Artificial neural networks are at the heart of recent advances in artificial intelligence. The machine learning algorithms, which are inspired by biological neural networks and can find patterns in large amounts of data, have delivered a series of powerful applications in the past few years. Researchers at DeepMind in London have, for instance, developed a neural network (AlphaFold) that can predict protein structures1 and, very recently, a neural network (AlphaTensor) that can discover algorithms for multiplying matrices2. Elsewhere, researchers at OpenAI in San Francisco have created a neural network language model (GPT-3) that is capable of generating sophisticated and fluent text3.

Credit: Jianshi Tang

The rapid increase in the performance of artificial neural networks can be linked to a rapid increase in their scale (GPT-3 has 175 billion parameters4, for example). This though places considerable demands on the underlying electronic hardware — particularly their energy consumption. Conventional computing systems are based on a von Neumann architecture in which processing and memory units are physically separated and data have to be transferred between them. This architecture is inefficient when it comes to handling machine learning tasks. Thus, the search for new chip architectures and device technologies is increasingly critical.

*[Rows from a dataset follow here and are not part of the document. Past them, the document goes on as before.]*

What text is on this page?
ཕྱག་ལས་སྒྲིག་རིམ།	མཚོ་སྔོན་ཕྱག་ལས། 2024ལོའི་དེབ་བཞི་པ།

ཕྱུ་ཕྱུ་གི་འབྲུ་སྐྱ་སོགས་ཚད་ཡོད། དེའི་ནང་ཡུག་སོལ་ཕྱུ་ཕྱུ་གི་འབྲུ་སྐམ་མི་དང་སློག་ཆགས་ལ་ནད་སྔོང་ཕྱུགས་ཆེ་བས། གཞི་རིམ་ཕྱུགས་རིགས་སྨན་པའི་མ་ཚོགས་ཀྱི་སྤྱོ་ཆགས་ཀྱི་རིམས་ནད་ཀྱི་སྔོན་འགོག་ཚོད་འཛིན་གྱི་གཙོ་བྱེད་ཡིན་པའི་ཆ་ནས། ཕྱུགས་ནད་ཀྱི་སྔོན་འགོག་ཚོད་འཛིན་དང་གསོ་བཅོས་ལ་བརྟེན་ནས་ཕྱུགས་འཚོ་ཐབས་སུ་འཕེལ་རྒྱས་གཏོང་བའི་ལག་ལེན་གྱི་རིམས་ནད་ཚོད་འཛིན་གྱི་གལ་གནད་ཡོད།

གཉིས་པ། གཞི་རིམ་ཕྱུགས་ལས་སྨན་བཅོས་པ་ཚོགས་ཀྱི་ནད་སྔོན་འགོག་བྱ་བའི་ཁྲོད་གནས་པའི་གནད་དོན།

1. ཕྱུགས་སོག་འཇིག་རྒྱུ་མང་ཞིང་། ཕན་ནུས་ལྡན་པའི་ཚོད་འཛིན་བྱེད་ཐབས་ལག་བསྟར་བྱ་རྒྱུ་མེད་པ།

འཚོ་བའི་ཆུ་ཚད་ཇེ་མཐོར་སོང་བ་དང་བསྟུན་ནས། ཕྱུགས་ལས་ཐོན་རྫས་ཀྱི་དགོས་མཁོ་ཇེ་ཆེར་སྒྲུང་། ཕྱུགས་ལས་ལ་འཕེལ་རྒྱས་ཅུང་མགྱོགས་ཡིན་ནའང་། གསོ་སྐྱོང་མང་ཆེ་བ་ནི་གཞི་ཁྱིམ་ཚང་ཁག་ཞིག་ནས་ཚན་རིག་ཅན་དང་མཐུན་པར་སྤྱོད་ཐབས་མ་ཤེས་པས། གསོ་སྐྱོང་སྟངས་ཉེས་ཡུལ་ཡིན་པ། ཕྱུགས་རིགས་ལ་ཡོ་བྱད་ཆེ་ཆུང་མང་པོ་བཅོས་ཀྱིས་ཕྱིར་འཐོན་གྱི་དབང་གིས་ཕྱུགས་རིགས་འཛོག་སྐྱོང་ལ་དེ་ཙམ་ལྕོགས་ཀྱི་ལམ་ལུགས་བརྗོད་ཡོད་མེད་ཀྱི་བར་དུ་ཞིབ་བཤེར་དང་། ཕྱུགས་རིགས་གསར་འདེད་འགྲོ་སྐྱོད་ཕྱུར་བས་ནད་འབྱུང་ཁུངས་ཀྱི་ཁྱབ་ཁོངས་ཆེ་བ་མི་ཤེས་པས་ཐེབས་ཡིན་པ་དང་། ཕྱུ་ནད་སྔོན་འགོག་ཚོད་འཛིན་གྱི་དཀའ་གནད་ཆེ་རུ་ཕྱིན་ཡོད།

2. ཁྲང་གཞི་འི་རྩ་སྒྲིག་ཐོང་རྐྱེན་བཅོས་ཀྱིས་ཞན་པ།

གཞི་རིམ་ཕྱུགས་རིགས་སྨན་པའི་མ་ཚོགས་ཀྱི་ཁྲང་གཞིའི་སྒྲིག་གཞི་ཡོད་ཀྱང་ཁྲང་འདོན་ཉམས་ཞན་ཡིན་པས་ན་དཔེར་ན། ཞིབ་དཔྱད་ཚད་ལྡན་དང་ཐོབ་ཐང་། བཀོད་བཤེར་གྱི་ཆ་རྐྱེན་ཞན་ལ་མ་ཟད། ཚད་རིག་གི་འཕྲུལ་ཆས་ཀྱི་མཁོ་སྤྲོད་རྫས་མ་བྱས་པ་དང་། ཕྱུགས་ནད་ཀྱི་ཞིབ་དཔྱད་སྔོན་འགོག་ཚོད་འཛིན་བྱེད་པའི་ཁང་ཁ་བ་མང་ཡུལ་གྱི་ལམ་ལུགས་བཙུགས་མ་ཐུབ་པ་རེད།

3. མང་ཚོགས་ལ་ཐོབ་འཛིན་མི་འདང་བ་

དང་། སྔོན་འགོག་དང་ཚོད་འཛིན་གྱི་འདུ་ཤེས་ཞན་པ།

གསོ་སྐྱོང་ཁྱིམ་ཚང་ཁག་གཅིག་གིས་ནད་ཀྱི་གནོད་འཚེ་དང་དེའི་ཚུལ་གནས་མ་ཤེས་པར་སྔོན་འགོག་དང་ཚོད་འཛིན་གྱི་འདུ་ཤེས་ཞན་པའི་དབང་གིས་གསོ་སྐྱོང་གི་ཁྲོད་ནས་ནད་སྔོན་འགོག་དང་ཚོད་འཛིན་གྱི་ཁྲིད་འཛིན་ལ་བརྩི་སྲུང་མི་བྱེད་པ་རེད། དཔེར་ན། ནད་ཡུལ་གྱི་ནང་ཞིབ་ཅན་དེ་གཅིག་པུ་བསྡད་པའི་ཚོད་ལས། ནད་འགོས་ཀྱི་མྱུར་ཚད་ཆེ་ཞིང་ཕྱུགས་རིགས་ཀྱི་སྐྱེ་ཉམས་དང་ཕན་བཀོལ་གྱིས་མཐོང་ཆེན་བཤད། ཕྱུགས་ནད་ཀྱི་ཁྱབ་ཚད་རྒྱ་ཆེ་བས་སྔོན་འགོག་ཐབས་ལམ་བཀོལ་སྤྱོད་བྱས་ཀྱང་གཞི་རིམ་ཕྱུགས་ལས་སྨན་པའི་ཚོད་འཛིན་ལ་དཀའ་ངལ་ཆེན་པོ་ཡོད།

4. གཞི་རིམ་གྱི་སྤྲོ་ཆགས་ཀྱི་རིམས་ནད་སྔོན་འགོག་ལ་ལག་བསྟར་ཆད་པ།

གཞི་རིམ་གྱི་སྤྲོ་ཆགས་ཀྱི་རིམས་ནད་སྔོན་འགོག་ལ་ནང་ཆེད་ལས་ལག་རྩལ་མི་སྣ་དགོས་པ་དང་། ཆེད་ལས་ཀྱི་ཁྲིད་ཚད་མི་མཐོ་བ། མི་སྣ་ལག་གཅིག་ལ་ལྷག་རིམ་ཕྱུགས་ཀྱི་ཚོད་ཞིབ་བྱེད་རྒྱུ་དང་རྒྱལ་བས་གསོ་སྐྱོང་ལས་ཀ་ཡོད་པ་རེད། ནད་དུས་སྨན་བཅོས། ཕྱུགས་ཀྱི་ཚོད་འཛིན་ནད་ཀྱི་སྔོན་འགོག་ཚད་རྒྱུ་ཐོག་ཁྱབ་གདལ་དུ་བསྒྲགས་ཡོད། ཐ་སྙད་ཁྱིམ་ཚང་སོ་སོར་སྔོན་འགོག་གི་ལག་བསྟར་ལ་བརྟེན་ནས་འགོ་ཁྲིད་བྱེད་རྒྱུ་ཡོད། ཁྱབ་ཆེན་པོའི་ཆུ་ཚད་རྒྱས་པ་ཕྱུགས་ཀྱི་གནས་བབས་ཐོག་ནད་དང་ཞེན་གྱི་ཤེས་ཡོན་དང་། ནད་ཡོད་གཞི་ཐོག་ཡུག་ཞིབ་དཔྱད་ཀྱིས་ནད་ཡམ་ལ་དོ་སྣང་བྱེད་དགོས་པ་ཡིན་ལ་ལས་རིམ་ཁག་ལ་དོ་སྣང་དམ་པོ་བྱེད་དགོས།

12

Neuromorphic computing is one potential answer5. Emerging in the 1980s with the work of Carver Mead at the California Institute of Technology on analogue silicon technology, such brain-inspired systems now take a variety of different forms. A leading contender is neuromorphic computing based on memristive devices (or memristors), which can provide both information processing and memory.

The artificial neural networks created with memristors are typically feedforward networks such as convolutional neural networks. These can struggle when it comes to handling temporal tasks. Recurrent neural networks, which have cyclic connections, can be used instead for such tasks. But training these networks can be challenging and implementing them with memristors problematic. Researchers have thus turned to an approach known as reservoir computing.

In reservoir computing, a dynamic ‘reservoir’ is used to map temporal inputs into a high-dimensional feature space. A readout layer is then used to analyse the extracted features. The reservoir is fixed and only the weights connecting to the final readout layer need to be trained (typically with a linear regression model). As a result, the technique can compute temporal data with a low training cost.

A variety of different components — from spintronic oscillators6 to silicon modules7 — can be used to create hardware implementations of reservoir computing. But memristor-based systems have shown particular promise. For instance, dynamic memristors have previously been used to create reservoir computing hardware that is capable of efficient speech recognition and time-series forecasting8. However, these memristor-based systems are usually analogue–digital hybrids that have an analogue reservoir layer and a digital readout layer. An approach that incorporates both an analogue reservoir layer and an analogue readout layer would allow signals to be transmitted and processed through the system without any conversion.

In an Article in this issue of Nature Electronics, Jianshi Tang, Huaqiang Wu and colleagues report a fully analogue memristor-based reservoir computing system. (See also the News & Views article on the work from Xiaobing Yan at Hebei University.) The approach uses two types of memristor: dynamic memristors for the reservoir layer and non-volatile memristors for the readout layer. To illustrate the capabilities of the approach, the team — who are based at Tsinghua University, Soochow University and the University of Glasgow — show that it can complete temporal arrhythmia detection and spatiotemporal dynamic gesture recognition tasks with high accuracy. Furthermore, they highlight that the power consumption of the fully analogue approach is lower than digital hardware and hybrid digital–analogue systems.